Quelle est la clé pour cette équipe ?

La clé pour nous c’est la défense. On a tendance à ne pas être prêt quand un attaquant reçoit le ballon, on a les talons plantés au sol au lieu d’être sur la pointe des pieds, prêt à répondre quand un gars nous attaque. Il va falloir que l’on fasse une session vidéo là-dessus, mais avant tout que l’on soit prêt mentalement, dès qu’il y a un gros attaquant en face, qui peut nous faire mal, comme (Spencer) Dinwiddie ou (Caris) LeVert ici à Brooklyn. Sinon, on l’a vu aujourd’hui, il y a des gars comme Rodney Hood qui peuvent avoir une grosse soirée aussi, comme il l’a fait en fin de match. Quand il joue avec une telle agressivité, un peu égoïstement, c’est un joueur très dynamique. Et c’est ce que l’on veut, ce dont on a besoin. Quand il prend le rebond, on veut qu’il pousse et qu’il y aille à fond. On veut qu’il joue comme le scoreur qu’il est, et comme celui qu’il peut devenir aussi… On a besoin de ça. La réussite ne va pas toujours être au rendez-vous, mais quand il est agressif comme ça, il se passe de bonnes choses.
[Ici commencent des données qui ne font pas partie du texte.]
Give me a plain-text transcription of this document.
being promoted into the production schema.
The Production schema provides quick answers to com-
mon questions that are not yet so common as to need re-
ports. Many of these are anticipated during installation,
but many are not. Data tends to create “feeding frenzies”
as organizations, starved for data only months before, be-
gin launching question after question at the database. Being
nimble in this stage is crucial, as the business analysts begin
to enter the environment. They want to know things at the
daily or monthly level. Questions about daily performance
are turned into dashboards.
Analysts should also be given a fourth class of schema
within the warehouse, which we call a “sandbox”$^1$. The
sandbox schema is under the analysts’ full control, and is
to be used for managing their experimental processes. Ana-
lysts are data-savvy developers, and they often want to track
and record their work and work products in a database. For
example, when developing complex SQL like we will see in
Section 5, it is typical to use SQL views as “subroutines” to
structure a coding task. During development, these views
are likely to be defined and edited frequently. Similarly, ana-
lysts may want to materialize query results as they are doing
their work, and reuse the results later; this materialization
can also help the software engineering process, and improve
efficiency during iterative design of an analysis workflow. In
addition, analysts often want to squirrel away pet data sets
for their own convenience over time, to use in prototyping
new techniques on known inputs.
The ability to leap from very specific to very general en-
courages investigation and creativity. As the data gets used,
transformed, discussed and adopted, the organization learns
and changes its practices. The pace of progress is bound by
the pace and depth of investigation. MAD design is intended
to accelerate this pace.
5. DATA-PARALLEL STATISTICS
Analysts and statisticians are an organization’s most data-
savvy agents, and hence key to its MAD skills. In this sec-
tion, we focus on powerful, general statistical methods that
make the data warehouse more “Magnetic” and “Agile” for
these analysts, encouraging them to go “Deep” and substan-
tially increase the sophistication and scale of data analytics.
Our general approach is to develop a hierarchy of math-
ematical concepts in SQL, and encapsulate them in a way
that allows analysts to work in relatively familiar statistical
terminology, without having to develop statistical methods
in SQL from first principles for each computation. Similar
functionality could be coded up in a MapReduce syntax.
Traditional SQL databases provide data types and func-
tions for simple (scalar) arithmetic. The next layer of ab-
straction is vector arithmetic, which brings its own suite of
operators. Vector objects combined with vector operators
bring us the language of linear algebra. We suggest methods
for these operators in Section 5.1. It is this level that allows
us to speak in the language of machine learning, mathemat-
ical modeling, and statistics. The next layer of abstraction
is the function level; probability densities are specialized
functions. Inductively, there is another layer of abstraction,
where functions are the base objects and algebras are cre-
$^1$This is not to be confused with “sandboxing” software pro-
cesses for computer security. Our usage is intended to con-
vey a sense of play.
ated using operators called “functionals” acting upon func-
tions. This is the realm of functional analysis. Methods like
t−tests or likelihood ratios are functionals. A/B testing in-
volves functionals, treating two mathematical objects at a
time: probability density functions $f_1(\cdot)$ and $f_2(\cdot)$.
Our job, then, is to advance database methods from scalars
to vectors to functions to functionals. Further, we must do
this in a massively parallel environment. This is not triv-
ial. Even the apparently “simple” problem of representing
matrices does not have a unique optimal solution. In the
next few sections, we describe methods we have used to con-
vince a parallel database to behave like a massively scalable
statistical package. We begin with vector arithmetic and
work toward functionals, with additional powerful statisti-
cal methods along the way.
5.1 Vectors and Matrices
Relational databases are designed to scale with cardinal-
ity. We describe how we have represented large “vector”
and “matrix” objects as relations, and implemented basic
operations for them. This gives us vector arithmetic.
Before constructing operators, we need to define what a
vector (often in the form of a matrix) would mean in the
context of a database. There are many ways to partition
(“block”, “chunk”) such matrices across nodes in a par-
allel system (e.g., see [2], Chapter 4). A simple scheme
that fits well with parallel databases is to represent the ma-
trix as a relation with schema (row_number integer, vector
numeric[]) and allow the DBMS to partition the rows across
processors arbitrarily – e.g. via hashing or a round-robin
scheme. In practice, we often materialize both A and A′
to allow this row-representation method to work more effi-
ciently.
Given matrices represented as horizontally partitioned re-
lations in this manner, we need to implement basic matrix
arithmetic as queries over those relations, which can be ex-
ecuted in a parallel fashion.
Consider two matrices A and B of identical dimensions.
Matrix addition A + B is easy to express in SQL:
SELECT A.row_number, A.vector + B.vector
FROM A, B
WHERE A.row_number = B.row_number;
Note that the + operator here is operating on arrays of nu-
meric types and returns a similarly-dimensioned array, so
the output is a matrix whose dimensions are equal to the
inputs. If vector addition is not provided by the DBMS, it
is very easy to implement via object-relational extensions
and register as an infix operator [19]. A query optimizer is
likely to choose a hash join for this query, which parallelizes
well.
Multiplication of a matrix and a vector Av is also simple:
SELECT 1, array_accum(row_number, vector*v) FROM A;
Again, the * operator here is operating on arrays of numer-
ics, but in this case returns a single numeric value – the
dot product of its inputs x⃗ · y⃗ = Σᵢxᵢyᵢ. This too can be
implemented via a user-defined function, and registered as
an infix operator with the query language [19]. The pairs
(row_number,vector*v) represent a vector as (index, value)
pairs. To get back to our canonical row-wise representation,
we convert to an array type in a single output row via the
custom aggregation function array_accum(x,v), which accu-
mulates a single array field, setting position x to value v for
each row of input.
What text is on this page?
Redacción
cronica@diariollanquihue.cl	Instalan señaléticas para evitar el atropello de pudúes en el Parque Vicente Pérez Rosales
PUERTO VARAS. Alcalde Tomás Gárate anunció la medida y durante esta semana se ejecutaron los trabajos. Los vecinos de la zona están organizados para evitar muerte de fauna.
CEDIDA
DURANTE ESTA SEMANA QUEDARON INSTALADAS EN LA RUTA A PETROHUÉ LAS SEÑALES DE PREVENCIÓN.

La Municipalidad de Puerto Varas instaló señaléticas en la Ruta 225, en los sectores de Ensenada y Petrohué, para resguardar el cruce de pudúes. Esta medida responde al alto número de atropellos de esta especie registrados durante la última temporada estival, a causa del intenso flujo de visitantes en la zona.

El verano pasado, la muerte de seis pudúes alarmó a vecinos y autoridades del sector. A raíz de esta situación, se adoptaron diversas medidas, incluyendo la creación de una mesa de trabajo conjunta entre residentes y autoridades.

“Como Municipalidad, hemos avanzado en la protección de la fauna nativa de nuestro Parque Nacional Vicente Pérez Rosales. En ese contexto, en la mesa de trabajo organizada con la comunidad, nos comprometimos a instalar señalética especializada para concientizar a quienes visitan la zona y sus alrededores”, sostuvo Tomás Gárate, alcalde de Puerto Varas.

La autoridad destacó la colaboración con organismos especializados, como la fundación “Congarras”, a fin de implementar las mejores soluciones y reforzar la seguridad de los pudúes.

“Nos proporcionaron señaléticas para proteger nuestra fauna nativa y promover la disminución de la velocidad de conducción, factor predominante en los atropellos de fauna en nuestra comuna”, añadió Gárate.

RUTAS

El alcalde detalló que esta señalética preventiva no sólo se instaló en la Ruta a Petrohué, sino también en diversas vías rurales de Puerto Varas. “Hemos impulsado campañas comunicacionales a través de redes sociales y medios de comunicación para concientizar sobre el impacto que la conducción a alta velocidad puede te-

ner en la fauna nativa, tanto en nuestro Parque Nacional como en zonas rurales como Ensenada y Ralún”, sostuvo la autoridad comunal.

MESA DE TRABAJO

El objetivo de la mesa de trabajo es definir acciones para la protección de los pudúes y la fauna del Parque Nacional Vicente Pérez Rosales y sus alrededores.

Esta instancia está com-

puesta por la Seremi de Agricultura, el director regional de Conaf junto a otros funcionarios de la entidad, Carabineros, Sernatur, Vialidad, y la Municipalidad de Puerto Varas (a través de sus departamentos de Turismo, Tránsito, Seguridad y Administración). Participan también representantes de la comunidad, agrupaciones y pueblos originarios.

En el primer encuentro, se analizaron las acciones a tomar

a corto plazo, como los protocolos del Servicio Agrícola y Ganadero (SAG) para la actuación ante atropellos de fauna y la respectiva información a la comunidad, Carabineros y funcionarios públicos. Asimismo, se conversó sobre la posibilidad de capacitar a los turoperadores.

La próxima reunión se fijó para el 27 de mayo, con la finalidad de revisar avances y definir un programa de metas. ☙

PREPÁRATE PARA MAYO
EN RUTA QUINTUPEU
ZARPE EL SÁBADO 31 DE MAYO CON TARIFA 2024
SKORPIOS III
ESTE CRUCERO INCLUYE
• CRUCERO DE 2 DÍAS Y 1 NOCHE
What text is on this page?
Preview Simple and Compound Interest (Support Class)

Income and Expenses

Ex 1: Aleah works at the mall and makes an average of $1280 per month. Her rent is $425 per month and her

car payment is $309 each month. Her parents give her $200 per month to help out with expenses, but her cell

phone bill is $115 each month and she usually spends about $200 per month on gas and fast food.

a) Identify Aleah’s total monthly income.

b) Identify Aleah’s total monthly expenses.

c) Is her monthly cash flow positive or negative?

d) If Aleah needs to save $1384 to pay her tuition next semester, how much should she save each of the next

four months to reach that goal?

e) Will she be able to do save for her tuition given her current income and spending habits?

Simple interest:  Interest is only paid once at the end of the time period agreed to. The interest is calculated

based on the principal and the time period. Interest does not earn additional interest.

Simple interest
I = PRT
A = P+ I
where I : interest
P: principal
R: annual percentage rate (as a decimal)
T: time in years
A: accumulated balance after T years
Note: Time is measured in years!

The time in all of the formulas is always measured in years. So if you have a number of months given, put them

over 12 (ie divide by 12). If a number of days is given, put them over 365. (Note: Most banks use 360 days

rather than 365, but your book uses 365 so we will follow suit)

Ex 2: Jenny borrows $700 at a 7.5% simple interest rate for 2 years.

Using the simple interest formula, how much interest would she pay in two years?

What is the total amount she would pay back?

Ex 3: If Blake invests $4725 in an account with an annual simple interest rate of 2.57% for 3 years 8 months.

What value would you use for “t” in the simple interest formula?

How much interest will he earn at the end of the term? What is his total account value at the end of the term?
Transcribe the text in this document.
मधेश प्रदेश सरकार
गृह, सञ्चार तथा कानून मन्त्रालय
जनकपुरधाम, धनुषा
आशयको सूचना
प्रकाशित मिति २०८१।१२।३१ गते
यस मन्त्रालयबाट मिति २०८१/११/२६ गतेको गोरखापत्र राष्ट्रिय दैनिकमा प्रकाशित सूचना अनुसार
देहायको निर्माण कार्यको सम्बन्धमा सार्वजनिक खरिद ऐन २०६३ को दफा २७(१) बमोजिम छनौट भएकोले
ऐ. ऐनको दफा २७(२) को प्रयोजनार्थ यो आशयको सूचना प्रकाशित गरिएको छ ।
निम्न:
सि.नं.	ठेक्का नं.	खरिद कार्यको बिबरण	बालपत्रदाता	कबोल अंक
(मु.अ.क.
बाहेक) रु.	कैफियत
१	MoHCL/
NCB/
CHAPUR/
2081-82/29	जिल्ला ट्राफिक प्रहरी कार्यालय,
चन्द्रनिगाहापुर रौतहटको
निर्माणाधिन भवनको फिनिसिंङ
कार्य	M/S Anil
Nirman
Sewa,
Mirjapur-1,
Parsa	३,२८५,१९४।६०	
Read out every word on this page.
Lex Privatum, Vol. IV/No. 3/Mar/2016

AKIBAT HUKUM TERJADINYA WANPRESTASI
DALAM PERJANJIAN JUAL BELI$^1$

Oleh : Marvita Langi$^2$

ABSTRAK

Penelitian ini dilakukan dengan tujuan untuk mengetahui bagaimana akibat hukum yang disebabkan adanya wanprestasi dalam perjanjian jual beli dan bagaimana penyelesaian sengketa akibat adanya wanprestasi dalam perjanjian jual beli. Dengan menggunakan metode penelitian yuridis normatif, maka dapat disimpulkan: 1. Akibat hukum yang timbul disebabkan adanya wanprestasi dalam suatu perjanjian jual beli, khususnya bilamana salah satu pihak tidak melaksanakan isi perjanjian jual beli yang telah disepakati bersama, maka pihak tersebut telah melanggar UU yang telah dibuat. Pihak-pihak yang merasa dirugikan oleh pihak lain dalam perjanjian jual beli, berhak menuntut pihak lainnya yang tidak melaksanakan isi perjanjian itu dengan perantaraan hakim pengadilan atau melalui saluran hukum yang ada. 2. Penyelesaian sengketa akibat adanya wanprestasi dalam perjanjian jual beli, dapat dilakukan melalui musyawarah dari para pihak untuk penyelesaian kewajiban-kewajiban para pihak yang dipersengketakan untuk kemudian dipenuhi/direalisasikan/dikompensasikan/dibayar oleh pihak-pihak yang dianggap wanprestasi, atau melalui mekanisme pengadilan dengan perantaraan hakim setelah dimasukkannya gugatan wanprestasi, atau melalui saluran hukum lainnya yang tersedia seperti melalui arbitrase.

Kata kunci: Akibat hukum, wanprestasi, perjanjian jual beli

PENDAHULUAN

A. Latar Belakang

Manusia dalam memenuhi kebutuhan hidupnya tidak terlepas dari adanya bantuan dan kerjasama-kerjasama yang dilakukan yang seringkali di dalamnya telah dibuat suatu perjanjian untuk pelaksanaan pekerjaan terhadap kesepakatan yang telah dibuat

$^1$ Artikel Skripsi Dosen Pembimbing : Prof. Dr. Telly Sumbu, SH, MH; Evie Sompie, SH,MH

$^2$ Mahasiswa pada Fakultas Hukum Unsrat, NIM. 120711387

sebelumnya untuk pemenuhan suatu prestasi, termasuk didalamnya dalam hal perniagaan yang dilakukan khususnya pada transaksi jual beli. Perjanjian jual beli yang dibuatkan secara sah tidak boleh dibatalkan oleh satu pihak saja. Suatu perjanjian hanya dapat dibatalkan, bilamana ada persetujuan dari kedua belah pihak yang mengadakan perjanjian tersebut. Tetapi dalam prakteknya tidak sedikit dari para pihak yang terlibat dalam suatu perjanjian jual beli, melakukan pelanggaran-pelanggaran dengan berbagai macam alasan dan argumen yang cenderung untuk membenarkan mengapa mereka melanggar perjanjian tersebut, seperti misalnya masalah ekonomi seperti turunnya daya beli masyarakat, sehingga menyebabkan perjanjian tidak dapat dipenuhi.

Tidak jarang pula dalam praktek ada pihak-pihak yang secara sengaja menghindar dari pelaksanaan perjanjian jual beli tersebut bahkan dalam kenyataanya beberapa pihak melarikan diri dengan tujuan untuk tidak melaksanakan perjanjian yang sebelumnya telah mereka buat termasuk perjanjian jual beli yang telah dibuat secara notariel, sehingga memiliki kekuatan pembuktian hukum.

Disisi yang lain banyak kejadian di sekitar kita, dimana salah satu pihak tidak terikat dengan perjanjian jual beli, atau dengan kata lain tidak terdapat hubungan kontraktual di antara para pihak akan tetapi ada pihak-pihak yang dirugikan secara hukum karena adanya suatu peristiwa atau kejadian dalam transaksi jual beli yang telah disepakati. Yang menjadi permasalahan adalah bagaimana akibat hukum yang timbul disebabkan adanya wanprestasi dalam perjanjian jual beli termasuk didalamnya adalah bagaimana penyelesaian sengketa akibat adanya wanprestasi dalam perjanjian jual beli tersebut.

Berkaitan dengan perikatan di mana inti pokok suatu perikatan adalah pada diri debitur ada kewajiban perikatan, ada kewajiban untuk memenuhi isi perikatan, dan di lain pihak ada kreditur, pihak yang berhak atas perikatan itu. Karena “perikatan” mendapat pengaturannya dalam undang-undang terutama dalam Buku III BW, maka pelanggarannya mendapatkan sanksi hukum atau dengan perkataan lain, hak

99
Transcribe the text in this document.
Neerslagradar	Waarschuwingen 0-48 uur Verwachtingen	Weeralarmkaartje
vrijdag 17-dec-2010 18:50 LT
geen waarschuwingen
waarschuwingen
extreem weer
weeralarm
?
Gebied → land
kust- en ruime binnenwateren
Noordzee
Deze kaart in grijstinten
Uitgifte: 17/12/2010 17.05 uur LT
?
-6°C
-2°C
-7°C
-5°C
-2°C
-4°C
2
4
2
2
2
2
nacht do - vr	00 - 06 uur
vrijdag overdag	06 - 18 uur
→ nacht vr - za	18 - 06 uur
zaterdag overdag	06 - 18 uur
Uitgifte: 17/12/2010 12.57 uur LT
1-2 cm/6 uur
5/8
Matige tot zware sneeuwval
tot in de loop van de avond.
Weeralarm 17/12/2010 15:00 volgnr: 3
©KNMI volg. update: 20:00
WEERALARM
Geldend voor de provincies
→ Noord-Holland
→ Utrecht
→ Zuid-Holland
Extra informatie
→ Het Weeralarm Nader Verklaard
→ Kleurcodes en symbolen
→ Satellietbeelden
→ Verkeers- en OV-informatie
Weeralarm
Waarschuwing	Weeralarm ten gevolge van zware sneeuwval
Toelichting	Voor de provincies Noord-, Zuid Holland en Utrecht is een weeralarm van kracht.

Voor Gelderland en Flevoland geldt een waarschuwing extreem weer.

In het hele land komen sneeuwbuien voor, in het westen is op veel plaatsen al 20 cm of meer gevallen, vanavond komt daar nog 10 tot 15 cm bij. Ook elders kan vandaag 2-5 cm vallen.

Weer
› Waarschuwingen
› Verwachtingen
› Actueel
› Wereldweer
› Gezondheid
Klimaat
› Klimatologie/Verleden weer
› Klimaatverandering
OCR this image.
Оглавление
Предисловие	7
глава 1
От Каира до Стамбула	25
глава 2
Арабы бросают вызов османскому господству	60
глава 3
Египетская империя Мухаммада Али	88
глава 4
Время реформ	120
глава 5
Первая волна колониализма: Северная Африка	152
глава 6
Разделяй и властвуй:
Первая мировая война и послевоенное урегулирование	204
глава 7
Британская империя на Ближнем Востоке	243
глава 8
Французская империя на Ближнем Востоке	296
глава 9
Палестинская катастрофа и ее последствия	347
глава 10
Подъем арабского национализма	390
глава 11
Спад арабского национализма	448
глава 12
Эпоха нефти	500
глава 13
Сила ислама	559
Il y a l’air d’y avoir une certaine sérénité finalement…

C’est notre identité. On essaie de rester concentrés, imperturbables, quel que soit ce qui nous arrive cette saison. C’est ma devise en tout cas. Je sais qu’on peut avoir une super semaine comme celle-ci et derrière une semaine horrible ! On s’est améliorés ces derniers jours. On a bien joué, on a gagné de bons matchs [contre Toronto et Milwaukee notamment]. On veut juste continuer comme ça.